The order reflects dependency: Organize enables Select, Select feeds Unite, and so on. You build them in roughly this order, but at run time Select through Cite happen together for each question, with Organize and Evaluate as surrounding activities.
Where do most failures land in the SOURCE model?
In Select, by a wide margin. Retrieval returning the wrong passages is the most common root cause, which is why the model puts it first and why inspecting it is the first diagnostic step.

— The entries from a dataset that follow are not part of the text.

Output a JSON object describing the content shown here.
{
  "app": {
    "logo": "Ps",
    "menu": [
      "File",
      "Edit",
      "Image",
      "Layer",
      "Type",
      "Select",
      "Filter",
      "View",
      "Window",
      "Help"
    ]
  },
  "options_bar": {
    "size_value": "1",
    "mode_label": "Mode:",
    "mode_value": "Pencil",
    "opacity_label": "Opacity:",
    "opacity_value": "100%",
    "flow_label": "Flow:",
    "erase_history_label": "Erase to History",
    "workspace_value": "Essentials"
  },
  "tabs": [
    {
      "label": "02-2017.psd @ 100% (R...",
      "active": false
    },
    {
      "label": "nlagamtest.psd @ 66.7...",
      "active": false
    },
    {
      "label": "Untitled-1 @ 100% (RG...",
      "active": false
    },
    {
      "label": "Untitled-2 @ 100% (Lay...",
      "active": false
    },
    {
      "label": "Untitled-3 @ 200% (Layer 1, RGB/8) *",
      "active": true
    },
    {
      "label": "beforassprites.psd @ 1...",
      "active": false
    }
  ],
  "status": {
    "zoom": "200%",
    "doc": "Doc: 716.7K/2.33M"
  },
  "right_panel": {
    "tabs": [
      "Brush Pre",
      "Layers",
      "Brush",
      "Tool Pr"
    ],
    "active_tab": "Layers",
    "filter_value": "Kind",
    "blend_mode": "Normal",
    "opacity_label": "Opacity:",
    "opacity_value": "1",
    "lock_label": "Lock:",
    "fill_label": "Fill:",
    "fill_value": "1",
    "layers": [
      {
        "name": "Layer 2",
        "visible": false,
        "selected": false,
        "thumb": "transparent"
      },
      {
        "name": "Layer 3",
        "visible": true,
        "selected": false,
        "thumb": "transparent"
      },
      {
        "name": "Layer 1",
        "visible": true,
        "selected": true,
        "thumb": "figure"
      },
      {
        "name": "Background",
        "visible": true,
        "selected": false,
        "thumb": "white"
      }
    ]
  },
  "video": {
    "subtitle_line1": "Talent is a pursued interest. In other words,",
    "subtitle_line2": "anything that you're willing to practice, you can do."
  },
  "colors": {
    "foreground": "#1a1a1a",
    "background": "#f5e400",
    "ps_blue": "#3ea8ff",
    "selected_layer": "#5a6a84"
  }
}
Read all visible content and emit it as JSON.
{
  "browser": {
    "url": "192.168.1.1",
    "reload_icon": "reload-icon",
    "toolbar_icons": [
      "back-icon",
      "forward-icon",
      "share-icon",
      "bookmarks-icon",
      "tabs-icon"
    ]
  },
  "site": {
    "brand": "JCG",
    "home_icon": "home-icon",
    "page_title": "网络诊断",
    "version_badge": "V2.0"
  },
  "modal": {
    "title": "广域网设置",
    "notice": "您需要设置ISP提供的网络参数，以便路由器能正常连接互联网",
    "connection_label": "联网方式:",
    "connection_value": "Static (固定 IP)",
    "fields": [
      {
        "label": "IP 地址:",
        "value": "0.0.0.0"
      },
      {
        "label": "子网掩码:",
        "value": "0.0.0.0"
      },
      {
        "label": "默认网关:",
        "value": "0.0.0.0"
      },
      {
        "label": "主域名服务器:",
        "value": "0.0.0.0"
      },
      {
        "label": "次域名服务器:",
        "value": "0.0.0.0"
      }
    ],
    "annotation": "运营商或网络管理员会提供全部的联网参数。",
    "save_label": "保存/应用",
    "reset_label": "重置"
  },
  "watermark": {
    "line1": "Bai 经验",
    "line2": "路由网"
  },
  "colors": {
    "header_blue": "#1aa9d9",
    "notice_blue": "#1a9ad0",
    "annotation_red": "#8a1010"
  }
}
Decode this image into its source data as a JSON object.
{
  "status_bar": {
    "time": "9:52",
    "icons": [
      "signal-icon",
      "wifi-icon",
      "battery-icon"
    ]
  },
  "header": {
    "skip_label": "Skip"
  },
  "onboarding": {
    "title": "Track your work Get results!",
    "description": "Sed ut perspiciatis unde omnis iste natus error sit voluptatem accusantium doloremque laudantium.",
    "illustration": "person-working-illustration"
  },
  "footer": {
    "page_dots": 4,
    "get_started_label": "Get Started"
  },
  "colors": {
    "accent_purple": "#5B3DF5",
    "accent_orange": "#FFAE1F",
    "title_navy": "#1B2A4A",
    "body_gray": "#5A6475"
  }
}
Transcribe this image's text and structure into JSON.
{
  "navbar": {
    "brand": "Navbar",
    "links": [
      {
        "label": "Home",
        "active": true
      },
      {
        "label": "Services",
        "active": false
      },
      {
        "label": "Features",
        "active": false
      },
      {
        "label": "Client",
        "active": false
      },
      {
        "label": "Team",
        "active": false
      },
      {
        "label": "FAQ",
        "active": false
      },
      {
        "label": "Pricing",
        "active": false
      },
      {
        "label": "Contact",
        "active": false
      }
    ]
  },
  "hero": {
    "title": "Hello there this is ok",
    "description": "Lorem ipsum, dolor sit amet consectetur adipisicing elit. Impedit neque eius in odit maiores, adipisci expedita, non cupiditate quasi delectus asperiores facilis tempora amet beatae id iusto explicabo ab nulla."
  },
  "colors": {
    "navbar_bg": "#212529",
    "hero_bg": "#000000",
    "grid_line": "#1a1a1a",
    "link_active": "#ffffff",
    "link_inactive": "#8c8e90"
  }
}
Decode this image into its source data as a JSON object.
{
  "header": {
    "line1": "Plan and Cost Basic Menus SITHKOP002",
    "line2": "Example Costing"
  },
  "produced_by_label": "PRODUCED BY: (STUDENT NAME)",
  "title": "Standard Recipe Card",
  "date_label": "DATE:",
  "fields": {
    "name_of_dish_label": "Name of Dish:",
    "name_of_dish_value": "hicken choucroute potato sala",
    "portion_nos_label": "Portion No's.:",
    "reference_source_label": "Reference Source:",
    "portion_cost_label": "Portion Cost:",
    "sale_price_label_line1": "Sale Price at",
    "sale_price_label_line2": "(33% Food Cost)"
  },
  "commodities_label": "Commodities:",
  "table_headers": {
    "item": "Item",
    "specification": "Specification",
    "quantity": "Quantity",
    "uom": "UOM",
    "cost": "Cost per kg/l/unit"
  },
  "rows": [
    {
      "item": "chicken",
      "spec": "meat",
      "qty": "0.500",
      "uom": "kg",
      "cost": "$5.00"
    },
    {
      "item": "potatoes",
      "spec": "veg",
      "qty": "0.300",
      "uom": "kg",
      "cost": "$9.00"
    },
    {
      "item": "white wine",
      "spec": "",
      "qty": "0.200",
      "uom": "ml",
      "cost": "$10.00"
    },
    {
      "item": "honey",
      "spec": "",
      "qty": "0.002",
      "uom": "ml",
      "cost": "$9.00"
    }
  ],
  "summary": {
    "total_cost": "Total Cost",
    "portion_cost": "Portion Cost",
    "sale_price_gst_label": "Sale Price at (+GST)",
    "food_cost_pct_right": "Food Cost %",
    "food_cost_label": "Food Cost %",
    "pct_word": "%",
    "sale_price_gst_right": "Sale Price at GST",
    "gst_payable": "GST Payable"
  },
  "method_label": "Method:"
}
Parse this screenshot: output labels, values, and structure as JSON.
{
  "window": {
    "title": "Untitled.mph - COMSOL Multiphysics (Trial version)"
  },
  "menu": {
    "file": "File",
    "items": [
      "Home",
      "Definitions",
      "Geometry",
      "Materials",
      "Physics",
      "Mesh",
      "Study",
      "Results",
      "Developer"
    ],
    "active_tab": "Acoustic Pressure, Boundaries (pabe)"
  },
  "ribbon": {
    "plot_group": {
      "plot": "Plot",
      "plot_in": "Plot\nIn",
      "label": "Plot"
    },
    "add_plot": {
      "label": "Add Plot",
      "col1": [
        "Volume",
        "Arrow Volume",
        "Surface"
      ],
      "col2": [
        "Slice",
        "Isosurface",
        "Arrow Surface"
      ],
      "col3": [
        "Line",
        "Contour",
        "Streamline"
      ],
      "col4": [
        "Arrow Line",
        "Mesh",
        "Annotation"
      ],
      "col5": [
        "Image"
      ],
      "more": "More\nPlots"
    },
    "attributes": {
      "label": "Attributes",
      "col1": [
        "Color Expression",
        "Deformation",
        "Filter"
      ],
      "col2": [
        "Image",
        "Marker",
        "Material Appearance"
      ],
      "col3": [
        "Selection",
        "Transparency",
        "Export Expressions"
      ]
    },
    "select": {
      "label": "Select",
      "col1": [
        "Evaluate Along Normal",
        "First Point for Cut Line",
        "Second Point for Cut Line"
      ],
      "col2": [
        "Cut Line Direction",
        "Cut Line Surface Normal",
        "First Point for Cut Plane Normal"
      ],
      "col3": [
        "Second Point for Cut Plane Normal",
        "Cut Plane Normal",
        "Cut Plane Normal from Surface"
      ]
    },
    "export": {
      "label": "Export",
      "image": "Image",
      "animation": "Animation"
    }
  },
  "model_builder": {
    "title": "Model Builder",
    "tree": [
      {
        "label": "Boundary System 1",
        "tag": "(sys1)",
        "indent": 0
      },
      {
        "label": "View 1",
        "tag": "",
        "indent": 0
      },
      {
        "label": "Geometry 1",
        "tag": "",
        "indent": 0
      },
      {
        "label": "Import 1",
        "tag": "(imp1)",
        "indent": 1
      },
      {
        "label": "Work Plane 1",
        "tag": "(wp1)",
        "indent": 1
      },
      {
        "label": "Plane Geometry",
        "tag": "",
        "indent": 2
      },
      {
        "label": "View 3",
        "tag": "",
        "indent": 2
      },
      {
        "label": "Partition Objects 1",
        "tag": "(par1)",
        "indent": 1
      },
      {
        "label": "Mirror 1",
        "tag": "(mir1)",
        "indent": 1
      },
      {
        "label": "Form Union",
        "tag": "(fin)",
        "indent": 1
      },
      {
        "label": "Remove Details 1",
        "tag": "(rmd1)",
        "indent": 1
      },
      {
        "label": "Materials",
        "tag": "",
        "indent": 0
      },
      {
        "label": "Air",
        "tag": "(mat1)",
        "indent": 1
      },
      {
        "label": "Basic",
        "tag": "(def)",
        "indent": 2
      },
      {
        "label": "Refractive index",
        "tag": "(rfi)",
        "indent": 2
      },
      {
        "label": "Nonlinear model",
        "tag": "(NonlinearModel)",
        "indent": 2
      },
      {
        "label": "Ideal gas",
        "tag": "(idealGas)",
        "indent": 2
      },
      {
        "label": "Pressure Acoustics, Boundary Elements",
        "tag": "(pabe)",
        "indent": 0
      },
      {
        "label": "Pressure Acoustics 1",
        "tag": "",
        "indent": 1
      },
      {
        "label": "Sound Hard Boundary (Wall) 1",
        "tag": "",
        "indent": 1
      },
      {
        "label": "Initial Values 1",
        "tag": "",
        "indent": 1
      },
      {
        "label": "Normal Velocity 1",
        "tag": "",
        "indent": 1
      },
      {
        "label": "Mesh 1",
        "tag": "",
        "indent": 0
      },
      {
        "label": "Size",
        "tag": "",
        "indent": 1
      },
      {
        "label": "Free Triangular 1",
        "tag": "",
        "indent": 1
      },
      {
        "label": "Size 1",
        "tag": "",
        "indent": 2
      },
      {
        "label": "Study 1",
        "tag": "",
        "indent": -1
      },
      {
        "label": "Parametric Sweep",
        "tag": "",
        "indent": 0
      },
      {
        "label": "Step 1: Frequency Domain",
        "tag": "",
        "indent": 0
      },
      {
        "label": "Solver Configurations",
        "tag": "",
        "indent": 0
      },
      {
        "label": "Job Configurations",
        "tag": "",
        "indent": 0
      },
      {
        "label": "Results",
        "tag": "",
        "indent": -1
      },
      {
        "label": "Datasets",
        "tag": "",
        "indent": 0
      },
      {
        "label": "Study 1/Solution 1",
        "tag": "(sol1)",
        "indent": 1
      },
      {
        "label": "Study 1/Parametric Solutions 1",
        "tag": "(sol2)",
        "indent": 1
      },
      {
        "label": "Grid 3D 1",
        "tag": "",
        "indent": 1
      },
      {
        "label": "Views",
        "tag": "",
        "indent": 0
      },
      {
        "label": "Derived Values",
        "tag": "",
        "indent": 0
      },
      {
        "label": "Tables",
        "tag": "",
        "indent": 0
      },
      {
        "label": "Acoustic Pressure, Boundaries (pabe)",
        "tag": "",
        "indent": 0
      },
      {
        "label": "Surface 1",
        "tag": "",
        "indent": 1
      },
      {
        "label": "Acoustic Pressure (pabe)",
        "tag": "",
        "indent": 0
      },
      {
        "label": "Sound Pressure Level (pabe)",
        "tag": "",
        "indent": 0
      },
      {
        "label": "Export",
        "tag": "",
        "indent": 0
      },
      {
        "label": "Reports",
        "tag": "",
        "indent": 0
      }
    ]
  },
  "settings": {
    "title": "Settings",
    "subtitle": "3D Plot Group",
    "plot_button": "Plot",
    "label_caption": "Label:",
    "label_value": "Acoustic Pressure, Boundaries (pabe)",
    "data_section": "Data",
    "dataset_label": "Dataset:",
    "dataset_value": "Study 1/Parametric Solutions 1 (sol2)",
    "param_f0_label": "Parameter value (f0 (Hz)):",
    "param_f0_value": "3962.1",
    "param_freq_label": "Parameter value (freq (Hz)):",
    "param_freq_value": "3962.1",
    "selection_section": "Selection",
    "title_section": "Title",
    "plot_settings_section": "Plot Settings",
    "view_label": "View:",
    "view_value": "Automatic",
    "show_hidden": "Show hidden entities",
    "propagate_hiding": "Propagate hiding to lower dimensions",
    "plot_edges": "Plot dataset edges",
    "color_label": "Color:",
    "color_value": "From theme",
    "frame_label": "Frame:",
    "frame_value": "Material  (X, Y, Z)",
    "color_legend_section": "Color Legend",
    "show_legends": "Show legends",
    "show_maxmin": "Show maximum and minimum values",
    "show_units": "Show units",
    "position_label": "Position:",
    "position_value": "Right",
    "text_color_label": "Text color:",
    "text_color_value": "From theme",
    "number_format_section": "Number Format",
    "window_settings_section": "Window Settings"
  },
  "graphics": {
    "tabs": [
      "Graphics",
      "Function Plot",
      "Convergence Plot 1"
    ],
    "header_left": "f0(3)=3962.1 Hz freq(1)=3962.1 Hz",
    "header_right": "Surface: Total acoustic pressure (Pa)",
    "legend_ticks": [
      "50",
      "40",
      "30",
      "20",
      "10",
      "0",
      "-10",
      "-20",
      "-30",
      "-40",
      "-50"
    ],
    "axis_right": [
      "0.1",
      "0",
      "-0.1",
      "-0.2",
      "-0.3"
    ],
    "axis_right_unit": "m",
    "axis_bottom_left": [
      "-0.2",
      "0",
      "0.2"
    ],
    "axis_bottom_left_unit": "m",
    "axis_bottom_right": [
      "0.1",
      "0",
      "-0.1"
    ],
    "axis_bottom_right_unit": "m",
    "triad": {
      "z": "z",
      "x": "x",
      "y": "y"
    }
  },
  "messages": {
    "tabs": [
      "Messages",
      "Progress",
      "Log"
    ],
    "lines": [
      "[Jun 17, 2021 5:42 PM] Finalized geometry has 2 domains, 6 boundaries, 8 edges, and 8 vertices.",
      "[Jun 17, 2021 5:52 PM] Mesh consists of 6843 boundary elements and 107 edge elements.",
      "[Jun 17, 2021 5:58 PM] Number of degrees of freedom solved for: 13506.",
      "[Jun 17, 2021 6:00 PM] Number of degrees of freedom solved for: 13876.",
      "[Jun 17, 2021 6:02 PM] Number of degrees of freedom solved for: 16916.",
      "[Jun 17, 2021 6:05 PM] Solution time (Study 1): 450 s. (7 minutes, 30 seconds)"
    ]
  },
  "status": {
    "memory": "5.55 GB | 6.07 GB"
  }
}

Is this framework tied to any particular tools?
No. SOURCE describes the work, not the technology. It applies whether you use keyword search or vector retrieval, a hosted model or a local one. The stages stay the same as tools change.
How is Restrict different from Cite?
Restrict keeps the model inside the supplied context; Cite makes its use of that context traceable. Restrict prevents fabrication, Cite reveals it. You want both, because each catches what the other misses.
Key Takeaways
- SOURCE breaks grounding into six nameable stages: Select, Organize, Unite, Restrict, Cite, and Evaluate.
- Each stage has a distinct job and a characteristic failure, so problems get an address instead of vague blame.
- Select, retrieval quality, is where most failures originate and where diagnosis should begin.
- Restrict and Cite work as a pair: one keeps the model in the evidence, the other makes its use traceable.
- Diagnose by walking the stages in order and improve them one at a time for disciplined, attributable progress.